Onde mais um político conseguiria tantos olhos para espionar você, se você mesmo não tivesse propiciado a ele? Como ele poderia ter tantos punhos para agredir você, se você não tivesse emprestado os seus a ele? Os pés que marcham pelas cidades, de onde eles os tirariam se não pudesse contar com os seus pés? Como ele tem tanto poder sobre você que não seja através de você? Como ele poderia atacar você sem contar com a sua colaboração? Eis um dos maiores mistérios da Filosofia Política: por que o ser humano se auto subjuga à servidão voluntária diante de crápulas imundos? Em seu Discurso da “Servidão Voluntária”, Étienne de La Boétie escreveu um dos maiores clássicos da literatura política ao analisar essa questão.

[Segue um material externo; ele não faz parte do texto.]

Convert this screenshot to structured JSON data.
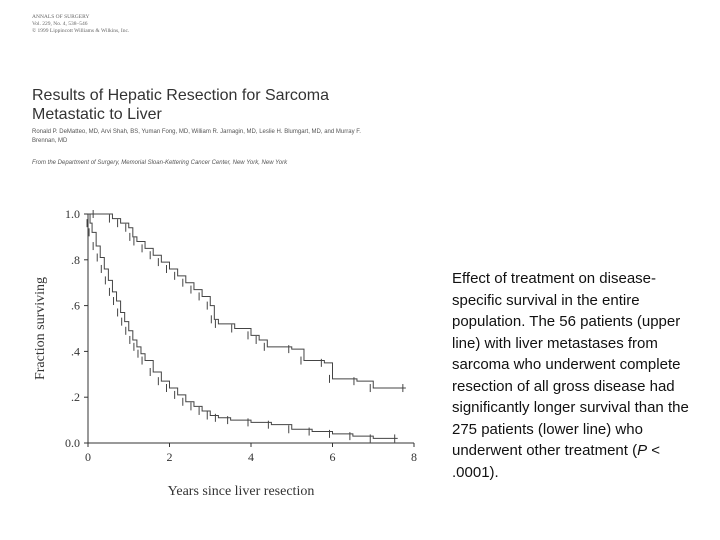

Em essência, La Boétie concluiu o mesmo que Vieira, a saber, que
em última análise, toda a legitimidade dos tiranos vem da anuência da maioria de seus súditos, que, por sua vez, tem origem na carência de virtudes no povo. Não que este seja culpado pela tirania, mas que ele é o único capaz de romper o ciclo de sua própria escravidão e isto consiste essencialmente em um problema moral e não de força bruta, pois se: “decidi não mais servir e sereis livres; não pretendo que o empurreis ou sacudais, somente não mais o sustentai, e o vereis como um grande colosso, de quem se subtraiu a base, desmanchar-se com seu próprio peso e rebentar-se.” (La Boétie)
Roubar pouco faz do homem um marginal e roubar muito, um político. Estamos esperando o que para dar aos segundos o desprezo que damos aos primeiros na proporção de suas vilanias?